Site icon Civil.ge

Op-ed | Refeudalization rather than Polarization

Hans Gutbrod is a long-time analyst of Georgia and the Caucasus. He holds a Ph.D. in International Relations from the London School of Economics. He is on Twitter at @HansGutbrod.


With the jailing of Nika Gvaramia, we should bury once and for all the term of “polarization” when it comes to politics in Georgia. This has been one of the least helpful prisms from which to analyze Georgian politics over the last 5-7 years. “Polarization” (or its terrible twin-euphemism, “mudslinging”) visually implies a kind of horizontal symmetry in which two sides have a brawl as if they were rival hooligans outside a stadium.

For Georgia, this implication of symmetry is such an utterly false and misleading image that one might as well hang it into a gallery of misinformation. It is evident, for anyone who cares to look more closely, that what is really going on is a systematic policy of refeudalization in which small and nepotistic cliques grab money, subsidies, state jobs and key assets that should belong to the people of Georgia.

While that terrible robbery is going on, it is helpful for the perpetrators if most people are looking at something else. In comes the term “polarization” to distract from the wholesale plunder and destruction of Georgian state institutions. Though it also lessens the standing of the authorities, it ultimately is a convenient term for the ruling clique as it obfuscates responsibility and implies that everyone in the end is, kind of, equally bad.

“Polarization” is totally the wrong word. It simply is not “polarization” when security services watch the private lives of opposition politicians and they must wonder at what point a random, embarrassing moment from their lives might be broadcast for everyone to watch. There are many such cases. The government releasing a video of a former president being dragged less clothed than most would wish to be shown in, demonstrates exactly what may be in store for others.

It is not polarization when even cabinet members, or civil servants have to worry that they are being phone-tapped and video-recorded, a concern for which there seems to be ample circumstantial evidence.

It is adamantly not polarization that there is a wholesale Gleichschaltung or purge in cultural institutions as Zaal Andronikashvili has pointed out months ago in an article for the Frankfurter Allgemeine Zeitung. In the meantime it has only gotten worse, with more government-led attacks on internationally respected cultural figures.

It is not polarization that Rustavi2 was taken over by the authorities, that there is massive interference with Public Television, and that independent opposition TV stations are under assault as evidenced by heavy-handed advertising regulation and Mr. Gvaramia’s recent sentencing.

Nor is it polarization that mobs get incited to visit violence upon the opposition, journalists or ordinary citizens every two years or so, as a show of force. This happens right in the center of Tbilisi, the situation in the regions is likely much worse. 

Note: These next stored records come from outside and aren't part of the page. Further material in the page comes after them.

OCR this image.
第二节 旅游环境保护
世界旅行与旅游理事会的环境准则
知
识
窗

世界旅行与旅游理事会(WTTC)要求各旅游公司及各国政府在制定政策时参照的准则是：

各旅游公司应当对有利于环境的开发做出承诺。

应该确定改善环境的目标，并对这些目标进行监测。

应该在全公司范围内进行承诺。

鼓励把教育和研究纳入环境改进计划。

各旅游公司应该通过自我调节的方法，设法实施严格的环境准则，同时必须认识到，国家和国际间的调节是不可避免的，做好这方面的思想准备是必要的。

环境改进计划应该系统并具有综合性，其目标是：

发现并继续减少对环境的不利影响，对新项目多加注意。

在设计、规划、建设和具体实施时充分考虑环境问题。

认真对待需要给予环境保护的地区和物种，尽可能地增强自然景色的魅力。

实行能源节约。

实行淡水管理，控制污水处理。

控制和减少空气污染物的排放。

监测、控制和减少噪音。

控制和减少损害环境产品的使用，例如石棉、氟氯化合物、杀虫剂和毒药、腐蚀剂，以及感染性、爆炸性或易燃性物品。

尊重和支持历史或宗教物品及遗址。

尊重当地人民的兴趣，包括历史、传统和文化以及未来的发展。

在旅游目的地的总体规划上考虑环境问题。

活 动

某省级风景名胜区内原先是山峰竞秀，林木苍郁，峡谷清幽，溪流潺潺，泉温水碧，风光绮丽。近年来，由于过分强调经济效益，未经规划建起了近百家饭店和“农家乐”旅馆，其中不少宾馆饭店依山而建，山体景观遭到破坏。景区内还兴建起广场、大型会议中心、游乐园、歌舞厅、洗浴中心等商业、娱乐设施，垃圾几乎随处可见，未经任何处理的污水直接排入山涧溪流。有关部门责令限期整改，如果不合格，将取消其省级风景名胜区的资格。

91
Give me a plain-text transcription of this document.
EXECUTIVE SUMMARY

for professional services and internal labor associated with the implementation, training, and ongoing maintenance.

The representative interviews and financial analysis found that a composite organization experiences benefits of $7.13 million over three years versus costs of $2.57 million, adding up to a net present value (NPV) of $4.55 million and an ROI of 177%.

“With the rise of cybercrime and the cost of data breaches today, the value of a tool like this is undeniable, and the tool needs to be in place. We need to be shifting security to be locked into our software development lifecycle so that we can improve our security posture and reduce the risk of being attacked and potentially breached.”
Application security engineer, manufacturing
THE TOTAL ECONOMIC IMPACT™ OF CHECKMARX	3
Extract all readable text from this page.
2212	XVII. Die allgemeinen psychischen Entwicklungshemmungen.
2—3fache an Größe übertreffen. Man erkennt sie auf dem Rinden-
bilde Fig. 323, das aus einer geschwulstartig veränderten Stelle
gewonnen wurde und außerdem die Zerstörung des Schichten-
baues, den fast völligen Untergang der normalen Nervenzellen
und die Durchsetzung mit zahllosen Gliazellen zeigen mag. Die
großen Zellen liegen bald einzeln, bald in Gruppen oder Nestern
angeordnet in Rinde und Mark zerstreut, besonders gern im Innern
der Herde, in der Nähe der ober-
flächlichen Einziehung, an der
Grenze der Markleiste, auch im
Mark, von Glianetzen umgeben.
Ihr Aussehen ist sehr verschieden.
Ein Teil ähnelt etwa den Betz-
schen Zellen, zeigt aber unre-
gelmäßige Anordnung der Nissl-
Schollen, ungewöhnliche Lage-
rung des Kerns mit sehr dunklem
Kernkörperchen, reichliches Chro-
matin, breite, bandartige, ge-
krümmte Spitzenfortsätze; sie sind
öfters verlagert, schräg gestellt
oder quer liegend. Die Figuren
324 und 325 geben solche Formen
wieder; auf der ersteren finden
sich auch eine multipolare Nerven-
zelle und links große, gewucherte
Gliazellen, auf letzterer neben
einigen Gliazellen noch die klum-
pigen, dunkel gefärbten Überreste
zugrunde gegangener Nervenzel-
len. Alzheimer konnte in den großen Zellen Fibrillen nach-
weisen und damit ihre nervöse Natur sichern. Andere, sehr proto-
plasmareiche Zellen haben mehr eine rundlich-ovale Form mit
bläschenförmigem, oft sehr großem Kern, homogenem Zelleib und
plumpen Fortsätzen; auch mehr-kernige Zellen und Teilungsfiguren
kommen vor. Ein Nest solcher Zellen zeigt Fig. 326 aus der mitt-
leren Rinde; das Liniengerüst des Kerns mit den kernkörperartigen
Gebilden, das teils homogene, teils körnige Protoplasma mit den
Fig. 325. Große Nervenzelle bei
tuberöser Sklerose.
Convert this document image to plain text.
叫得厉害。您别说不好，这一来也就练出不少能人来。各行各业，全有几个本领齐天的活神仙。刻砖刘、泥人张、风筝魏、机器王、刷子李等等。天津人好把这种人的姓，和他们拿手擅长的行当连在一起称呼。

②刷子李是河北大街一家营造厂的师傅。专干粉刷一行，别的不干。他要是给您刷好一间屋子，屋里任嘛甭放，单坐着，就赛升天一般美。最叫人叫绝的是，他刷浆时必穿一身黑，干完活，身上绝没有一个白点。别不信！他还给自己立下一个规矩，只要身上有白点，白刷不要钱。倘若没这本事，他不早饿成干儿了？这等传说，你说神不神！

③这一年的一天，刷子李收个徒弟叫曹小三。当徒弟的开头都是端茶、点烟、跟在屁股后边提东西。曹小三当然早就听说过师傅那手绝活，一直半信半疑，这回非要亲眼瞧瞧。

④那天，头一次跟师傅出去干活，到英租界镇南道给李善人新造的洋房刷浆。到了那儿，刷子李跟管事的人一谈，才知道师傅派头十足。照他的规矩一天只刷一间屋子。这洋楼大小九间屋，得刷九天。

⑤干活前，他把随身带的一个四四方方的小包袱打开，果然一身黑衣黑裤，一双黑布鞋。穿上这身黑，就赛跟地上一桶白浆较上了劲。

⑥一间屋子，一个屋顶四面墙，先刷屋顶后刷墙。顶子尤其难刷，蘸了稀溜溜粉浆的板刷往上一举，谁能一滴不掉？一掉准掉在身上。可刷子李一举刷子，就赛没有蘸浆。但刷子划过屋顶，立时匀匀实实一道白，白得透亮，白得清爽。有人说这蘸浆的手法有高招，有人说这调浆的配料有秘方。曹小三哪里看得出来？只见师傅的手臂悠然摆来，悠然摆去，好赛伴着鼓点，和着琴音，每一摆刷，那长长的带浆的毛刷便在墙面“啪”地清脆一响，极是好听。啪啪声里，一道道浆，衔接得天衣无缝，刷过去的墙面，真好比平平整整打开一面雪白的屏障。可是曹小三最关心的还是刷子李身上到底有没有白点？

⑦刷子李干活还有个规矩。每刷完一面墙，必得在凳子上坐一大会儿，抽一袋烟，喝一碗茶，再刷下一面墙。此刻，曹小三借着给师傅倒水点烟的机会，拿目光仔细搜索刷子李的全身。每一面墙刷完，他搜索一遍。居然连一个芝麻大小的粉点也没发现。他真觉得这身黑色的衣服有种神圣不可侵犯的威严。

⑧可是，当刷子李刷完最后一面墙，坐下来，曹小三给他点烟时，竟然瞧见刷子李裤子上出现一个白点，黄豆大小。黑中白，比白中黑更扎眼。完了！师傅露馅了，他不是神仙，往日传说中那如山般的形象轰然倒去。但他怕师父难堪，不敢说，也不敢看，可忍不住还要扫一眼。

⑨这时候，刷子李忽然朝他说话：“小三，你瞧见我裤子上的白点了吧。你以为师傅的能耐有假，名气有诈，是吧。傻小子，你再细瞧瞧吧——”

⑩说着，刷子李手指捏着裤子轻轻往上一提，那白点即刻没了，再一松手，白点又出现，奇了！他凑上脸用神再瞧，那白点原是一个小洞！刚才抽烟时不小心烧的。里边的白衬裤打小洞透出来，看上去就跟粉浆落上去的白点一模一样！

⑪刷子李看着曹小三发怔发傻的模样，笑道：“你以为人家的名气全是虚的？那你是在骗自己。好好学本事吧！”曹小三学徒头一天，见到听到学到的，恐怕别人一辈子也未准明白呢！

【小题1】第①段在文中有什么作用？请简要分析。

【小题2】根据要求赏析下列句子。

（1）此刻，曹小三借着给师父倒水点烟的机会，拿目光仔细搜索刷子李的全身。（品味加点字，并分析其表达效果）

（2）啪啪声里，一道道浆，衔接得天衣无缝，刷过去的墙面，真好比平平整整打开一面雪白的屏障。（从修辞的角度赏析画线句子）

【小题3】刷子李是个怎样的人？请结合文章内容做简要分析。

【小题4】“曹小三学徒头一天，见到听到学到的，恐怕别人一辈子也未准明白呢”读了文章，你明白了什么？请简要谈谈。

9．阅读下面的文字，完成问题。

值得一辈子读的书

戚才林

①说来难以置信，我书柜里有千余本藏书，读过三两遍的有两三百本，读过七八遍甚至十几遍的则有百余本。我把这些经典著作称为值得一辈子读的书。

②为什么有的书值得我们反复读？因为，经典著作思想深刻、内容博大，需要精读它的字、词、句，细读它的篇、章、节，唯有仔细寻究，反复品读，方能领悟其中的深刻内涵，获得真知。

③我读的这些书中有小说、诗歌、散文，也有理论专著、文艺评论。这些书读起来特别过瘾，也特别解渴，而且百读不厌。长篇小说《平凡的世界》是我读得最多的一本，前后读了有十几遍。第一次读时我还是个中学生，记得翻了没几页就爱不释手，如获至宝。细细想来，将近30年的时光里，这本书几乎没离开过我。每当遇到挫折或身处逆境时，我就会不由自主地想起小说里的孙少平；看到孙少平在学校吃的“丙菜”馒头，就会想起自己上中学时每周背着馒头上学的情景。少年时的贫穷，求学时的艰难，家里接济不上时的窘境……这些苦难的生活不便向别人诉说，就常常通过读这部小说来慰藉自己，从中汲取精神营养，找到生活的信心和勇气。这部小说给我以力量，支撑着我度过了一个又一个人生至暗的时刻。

It is not polarization that the courts remain primarily an instrument to settle petty scores and that not a single corrupt minister or deputy minister over the last decade has been successfully prosecuted. Rather, the investigations start and are left dangling to ensure pliant behaviour.

It is not polarization that government-affiliated outlets and bots flood social media with hateful messaging, much of it anti-democratic and anti-Western. Rather, it’s part of the distraction that enables the robbery to go on.

Of course the opposition gets lots of things wrong. At the same time, we all do. Many of the pundits who seem to enjoy ridiculing opposition figures would get lots wrong, too, if they would face incredibly asymmetric odds for years.

Much of the shrillness and the stunts of many leading figures in the opposition get on my nerves, too. Terribly so. I miss a plausible account of how to move the country forward. But it is also simply true that the system is totally rigged and that many opposition people are marginalized, exhausted, and struggling badly. Many are out of money, too, though this is a hard thing to admit publicly and even to your friends and family.

The system appears asymmetric in the ruling party, too. Many Georgian Dream want-to-be-technocrats are sucked in, used, abused, and then disposed of. In my view, many of them tried their best. Few, unfortunately, succeeded and lots of them will still have some kind of kompromat on this lurking on them after they left. Things got much worse when Giorgi Gakharia left. As far as I can make out, he and Giorgi Kvirikashvili tried to keep some space open to get reasonable things done even though significant parts of their cabinets never were under their control. Now, a different clique in charge.

Today, the main thing that is going on is a vertical hoovering up of power, privilege and money, at the expense of the people of Georgia and of their institutions, not some kind of horizontal mudslinging. With all of the power at its disposal, the responsibility for Georgia’s democracy and institutions is squarely with the government.

Vicious refeudalization is the appropriate term for what is going on in Georgia today, and let’s finally retire the polarization talk that is such a useful smokescreen for truly malevolent actors that are plundering right now.